Die europäische Industrie steht vor einem tiefgreifenden Wandel: Mit dem Cyber Resilience Act (CRA), der NIS-2-Richtlinie und weiteren EU-Vorgaben rücken Cybersicherheit und Produktresilienz in den Mittelpunkt für produzierende Unternehmen und deren Zulieferer. In Zukunft werden Security by Design und Security by Default schon von der ersten Sekunde der Entwicklung und Idee zu einem Produkt mit betrachtet werden müssen. Was das genau für Hersteller bedeutet, macht Frank Behnke, Head of Cybersecurity beim Industriekommunikationsspezialisten Hilscher aus Hattersheim bei Frankfurt, deutlich.
Der regulatorische Rahmen – mehr als nur CRA
Der CRA ist kein isoliertes Gesetz, sondern Teil eines ganzen Pakets der EU. Neben der NIS-2-Richtlinie, die IT- und OT-Infrastrukturen adressiert, sind auch die neue Maschinenverordnung, die erweiterte Funkanlagenrichtlinie sowie die KI-Verordnung relevant.

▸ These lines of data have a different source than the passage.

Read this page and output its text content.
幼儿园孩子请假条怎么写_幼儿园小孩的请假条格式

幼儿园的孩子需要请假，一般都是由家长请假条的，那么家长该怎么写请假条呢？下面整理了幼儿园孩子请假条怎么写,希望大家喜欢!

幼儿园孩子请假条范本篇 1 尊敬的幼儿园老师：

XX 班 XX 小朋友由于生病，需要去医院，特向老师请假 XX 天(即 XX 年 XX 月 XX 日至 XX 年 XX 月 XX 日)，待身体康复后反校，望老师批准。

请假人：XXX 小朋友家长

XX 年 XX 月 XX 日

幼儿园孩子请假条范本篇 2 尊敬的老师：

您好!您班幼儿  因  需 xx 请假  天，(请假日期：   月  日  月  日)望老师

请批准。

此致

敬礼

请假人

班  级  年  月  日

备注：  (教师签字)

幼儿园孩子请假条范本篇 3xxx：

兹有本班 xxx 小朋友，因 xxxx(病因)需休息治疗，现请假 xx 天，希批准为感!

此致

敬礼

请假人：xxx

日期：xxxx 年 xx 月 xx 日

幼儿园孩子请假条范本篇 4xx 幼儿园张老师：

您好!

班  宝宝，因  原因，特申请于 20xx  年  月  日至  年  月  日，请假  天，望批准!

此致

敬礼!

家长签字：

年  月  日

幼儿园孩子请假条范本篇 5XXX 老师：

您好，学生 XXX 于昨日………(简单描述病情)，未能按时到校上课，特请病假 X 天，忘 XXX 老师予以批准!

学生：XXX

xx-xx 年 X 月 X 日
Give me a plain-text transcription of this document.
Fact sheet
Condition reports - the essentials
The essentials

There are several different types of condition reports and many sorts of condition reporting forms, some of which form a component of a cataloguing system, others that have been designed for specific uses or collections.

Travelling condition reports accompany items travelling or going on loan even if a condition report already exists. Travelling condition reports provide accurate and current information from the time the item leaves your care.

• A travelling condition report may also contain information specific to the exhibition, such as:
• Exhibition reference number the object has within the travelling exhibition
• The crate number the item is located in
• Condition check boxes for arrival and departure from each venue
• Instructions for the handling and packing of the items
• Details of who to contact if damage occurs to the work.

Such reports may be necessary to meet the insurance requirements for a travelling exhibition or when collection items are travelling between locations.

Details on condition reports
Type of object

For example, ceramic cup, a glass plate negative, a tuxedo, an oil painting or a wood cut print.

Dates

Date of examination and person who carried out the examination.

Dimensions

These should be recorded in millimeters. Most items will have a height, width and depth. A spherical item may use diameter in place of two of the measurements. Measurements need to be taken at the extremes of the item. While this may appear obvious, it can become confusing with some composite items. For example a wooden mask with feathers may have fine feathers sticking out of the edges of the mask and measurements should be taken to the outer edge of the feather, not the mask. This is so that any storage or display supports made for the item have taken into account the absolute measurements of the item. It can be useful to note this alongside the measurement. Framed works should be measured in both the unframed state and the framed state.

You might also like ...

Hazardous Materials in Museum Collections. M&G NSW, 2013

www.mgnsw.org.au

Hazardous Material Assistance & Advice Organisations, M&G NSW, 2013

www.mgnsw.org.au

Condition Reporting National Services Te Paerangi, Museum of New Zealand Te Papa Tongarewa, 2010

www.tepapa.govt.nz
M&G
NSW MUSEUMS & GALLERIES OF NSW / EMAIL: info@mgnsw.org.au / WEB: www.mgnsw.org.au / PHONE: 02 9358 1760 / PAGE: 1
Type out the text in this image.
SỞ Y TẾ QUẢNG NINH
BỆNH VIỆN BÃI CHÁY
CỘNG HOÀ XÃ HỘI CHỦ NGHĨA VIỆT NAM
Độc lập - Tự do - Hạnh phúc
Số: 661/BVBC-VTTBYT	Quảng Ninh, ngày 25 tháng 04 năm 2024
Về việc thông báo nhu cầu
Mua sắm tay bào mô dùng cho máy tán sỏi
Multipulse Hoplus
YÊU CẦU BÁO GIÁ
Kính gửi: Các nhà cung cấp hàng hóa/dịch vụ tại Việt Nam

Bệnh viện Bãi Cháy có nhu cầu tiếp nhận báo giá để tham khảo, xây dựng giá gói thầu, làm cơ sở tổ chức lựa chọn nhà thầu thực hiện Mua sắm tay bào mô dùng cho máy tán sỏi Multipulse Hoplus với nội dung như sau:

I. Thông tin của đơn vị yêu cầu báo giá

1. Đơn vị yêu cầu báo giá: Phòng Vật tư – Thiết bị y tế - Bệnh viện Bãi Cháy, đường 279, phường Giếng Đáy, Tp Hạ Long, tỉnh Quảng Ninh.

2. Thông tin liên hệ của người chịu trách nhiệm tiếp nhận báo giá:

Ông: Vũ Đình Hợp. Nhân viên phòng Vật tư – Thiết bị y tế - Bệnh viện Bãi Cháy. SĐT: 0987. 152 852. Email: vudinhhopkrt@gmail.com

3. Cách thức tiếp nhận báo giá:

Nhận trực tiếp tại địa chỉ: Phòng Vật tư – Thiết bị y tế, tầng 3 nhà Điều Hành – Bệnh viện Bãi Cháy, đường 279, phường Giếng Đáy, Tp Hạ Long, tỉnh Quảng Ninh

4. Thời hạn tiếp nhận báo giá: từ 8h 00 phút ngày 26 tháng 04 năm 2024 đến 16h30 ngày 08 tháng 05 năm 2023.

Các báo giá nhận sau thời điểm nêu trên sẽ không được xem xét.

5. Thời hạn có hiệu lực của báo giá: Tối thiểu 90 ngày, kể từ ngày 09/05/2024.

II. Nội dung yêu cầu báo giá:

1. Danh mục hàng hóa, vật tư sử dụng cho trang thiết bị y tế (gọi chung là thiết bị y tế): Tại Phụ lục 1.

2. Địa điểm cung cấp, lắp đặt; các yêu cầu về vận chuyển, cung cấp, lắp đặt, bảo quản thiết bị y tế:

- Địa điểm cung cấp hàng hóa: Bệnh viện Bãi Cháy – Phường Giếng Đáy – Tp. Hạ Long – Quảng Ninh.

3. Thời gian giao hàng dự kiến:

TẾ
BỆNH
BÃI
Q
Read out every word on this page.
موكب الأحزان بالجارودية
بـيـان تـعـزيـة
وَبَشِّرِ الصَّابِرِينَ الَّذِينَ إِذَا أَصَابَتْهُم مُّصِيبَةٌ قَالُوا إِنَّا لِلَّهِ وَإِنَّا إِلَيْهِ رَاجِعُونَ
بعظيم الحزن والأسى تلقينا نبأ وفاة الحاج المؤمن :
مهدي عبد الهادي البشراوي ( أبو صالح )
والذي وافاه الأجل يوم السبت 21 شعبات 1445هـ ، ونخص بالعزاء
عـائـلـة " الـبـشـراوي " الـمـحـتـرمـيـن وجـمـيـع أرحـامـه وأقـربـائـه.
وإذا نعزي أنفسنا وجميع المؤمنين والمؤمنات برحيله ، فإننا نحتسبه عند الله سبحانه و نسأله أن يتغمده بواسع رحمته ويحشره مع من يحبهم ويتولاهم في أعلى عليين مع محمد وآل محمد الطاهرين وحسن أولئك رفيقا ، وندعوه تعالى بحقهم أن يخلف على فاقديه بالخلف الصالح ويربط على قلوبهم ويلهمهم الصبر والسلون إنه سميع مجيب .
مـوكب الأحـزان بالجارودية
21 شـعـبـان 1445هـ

Ab 11. September 2026 gilt für Hersteller eine Meldepflicht innerhalb von 24 Stunden bei Sicherheitsvorfällen. Ab 11. Dezember 2027 müssen alle betroffenen Produkte vollständig CRA-konform sein – inklusive CE-Kennzeichnung, die dann auch die Softwaresicherheit bei Neuprodukten oder wesentlichen Änderungen an Bestandsprodukten umfasst.
Eine wesentliche Neuerung: Die Verantwortung endet nicht mehr am eigenen Werkstor. Hersteller müssen auch die Cybersicherheit zugekaufter Komponenten nachweisen.
„Ich kann heute als Hersteller nicht mehr hingehen und sagen: Alles, was von mir ist, verantworte ich – und alles, was ich zukaufe, interessiert mich nicht. Das wird in Zukunft nicht mehr funktionieren“, so Cybersecurity-Experte Behnke.
Technische Pflichten – von sicheren Standards bis Patch Management
Die zentralen Anforderungen des CRA sind seitens der EU klar formuliert:
● Produkte dürfen keine bekannten ausnutzbaren Schwachstellen enthalten.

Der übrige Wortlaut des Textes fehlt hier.